The enforcement of energy efficiency legislation for landlords in Wales leads the UK property news headlines for the private rented sector. And homeowners might be surprised to discover that the continuing increase in the value of their home is greater than a third of what those owners earn from work in a year.
While one newspaper also offers tips on how to give your home an affordable makeover, the BBC reports that an anti-money laundering property register has been set up.
Energy efficiency enforcement warning to landlords with properties in Wales
Councils in Wales are warning they will clamp down on those landlords who have not yet complied with the Energy Efficiency (Private Rented Property) (England and Wales) Regulation 2015 which allows them to let property only if it achieves an Energy Performance Certificate (EPC) of at least E or better.
A story in Landlord Today on the 2nd of August explained that Caerphilly Council in South Wales will be checking that let properties achieve these energy efficiency standards and that the required copy of the certificate is also given to the tenants concerned.
Confirming that landlords who fail to comply with these Minimum Energy Efficiency Standards (MEES) a Council spokesman stressed that they are in place to protect the environment by reducing harmful carbon emissions and also improve the health and wellbeing of tenants by helping to avert fuel poverty.
Is your home ‘earning’ more than you?
In a posting on the 1st of August, online listings website Zoopla asked its readers whether last year their home “earned” more than their salary from work.
Its survey suggested that as many as 9.5 million homes could have earned more than the average UK worker in the past 12 months.
In the past year, says Zoopla, the average home in the UK has increased in value – or “earned” its owners – at least £31,400. That is more than the median average take-home pay of £25,971, according to the website AV Trinity on the 30th of May 2022.
On those scores, Zoopla says 7% of all UK homeowners are earning more from the rising value of the property they own than the average UK salary.
Affordable ways to give your home a makeover
Recognising that it can often be expensive and time-consuming to give your home a thorough makeover, the Daily Mail on the 30th of July offered tips and suggestions for more affordable approaches to such a facelift:
- declutter – the “father” of modern domestic design, Sir Terence Conran, held that the key to improving the appearance of any room was a decluttering that starts with taking everything out of it and beginning all over again;
- make the most of colour – choose colours that best favour the light coming into the room, so that you use warm whites, with hints of pink or grey, in otherwise cool-looking north-facing rooms;
- choose cool blues and greens in those east or west-facing rooms that receive the full glare of the sun in the morning or afternoon;
remember that in any south-facing rooms, any colour you choose is likely to have a stronger tone of yellow; - let there be light – changing the lighting effects in any room can be achieved as easily and as cheaply as simply changing the lampshades; and
- be creative – be creative in the positioning of artwork you hang on the walls and make a break with the convention that typically puts it all at eye height.

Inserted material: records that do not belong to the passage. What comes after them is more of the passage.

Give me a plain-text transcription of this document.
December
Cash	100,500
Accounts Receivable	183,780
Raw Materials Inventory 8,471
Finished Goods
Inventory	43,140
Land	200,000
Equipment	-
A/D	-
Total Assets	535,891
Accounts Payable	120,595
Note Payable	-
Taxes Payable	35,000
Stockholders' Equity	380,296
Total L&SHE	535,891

House prices continue to rise – up for the 12th month in a row
The relentless march of steadily rising house prices means that new records have been struck for the 12th month in a row, according to a news report by Sky on the 2nd of August.
Citing figures compiled by the Nationwide Building Society, Sky News reported that average house prices had grown by 11% in the 12 months to July – still faster than the 10.7% increase recorded in June.
On a month-by-month basis, this represents a further 0.1% increase – marking monthly increases for the 12th time in a row and taking the average national price of a home in the UK to a record £271,209.
New property register aims to stop money laundering
In a bid to clamp down on money laundering – and against a background of tighter controls over the activity of Russian oligarchs in the UK – the Government has established a register of foreign-owned property, reported the BBC on the 1st of August.
Any land or property in the UK previously identified under anonymous foreign ownership must now reveal the identity of its true owners. Existing owners will be granted a maximum of six months within which to identify the managing officers or beneficial owners.
The penalties for those foreign companies that fail to disclose ownership in this way will be fines of up to £2,500 a day or as long as five years in prison.